The enormous concrete fountain at Embarcadero Plaza is coming down.
The San Francisco Arts Commission board of directors voted 8 to 5 Monday to disassemble the brutalist tangle of rough concrete chutes known as the Vaillancourt Fountain and store the pieces, making way for a long-planned redevelopment of the Embarcadero.
Recreation and Parks Department project manager Eoanna Goodwin said in a presentation that it is necessary to remove the structure because it has fallen into disrepair and poses a safety hazard. Goodwin said the department expects to spend about $4.4 million on hiring a disassembly consultant, taking the fountain apart, and storing the pieces for three years.
The Cultural Landscape Foundation, a nonprofit that has fought to preserve the monument, disputed that there is an immediate safety risk in an article (opens in new tab) published Sunday, and its president condemned the commission’s vote.
“For years, the [Arts] Commission deliberately decided not to properly maintain the artwork and now they’ve voted to pardon and absolve themselves, and by extension the Recreation and Parks Department, for their poor stewardship decisions,” President Charles Birnbaum said in a statement.
Rec and Parks dismissed the foundation’s claims that there is no immediate safety risk.
“People are regularly breaching the fence, cutting through the mesh, and climbing into and inside of the 10-ton corroded arms to commit vandalism, and even to sleep inside the fountain’s structure, which independent engineers and [the Department of Building Inspection] have confirmed are at risk of collapse,” Rec and Parks spokesperson Tamara Aparton said via email. “Combined with asbestos and lead hazards, it’s harder to imagine a clearer public safety issue.”
Dozens of residents commented at the commission meeting; some argued that the fountain is an obstacle to a reimagined Embarcadero, and others urged the directors not to destroy history.
Those in favor of tearing down the fountain cited safety concerns, the state of disrepair, and the importance of embracing the future.
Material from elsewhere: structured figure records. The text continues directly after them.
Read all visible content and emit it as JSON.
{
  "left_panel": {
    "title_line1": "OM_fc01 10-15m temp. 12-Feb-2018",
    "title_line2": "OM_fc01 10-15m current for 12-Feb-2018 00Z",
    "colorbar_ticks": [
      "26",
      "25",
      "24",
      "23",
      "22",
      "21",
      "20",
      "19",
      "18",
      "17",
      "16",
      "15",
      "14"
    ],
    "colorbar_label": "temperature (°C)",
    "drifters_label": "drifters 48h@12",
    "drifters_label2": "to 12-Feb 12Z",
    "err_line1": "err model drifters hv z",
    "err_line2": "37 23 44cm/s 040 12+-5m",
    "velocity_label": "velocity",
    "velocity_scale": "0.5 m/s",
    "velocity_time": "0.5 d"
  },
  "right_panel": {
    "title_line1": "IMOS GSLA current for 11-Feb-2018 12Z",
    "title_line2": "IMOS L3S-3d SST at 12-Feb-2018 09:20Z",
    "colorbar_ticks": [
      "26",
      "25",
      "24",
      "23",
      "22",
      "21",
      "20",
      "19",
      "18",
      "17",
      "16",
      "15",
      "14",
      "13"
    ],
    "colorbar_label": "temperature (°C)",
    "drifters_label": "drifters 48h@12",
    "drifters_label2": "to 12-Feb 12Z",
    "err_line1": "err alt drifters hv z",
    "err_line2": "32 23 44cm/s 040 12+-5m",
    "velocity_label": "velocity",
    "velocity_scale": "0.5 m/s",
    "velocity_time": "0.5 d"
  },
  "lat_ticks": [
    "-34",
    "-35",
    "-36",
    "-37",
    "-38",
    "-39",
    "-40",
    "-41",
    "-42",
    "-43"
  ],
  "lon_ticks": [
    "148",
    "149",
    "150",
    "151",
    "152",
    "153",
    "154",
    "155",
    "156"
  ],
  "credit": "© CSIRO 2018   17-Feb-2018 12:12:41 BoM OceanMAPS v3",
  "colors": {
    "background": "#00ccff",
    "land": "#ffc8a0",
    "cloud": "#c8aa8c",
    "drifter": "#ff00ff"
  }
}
Those opposed — including the granddaughter of Armand Vaillancourt, who designed the fountain in 1971 — said the structure is an icon that does not prevent the city from redeveloping the plaza.
“Don’t villainize the Vaillancourt Fountain,” art historian Ted Barrow said. “The Ferry Building was reinvented without erasing its history. We can do the same here.”
For more than a year, the city has implied its intent to dismantle the monument to San Francisco’s modernist history; conspicuously absent from early designs for the plaza’s redevelopment were renderings of the 710-ton sculpture. But this summer, Rec and Parks chief Phil Ginsburg, the highest-ranking official to weigh in, formally requested its removal, citing safety risks and prohibitive maintenance costs.
“What was once a statement piece of urban renewal now severely limits our ability to create a safe, functional, and future-ready civic space,” Ginsburg’s Aug. 18 letter (opens in new tab) states. “The design cannot meet community needs or project goals while retaining the fountain in place.”
What the city calls a “design constraint,” preservationists regard as a cultural touchstone.
The fountain’s historical significance transcends commentary on modernism. The kinky sculpture and the plaza it occupies are hallowed ground (opens in new tab) in the city’s world-renowned skateboarding scene. The sculpture has made hundreds of cameos in skate videos since the 1980s — a backdrop for luminaries including Mark Gonzales, Mike Carroll, Lavar McBride, and Henry Sanchez.
Vaillancourt’s fountain received another layer of immortality last year on the cover of Thrasher Magazine (opens in new tab), with skater Ducky Kovacs (opens in new tab) rolling off it into the questionable water below.
Barrow said there’s a silver lining to the city’s decision to remove the fountain.
“By taking it apart, moving it to a warehouse, and hiring the experts that they claim will accurately assess the damage and what repairs need to be done, they’ve also provided an opportunity for private entities to raise enough money to have the fountain properly reinforced, restored, preserved, and reinstalled,” the historian said.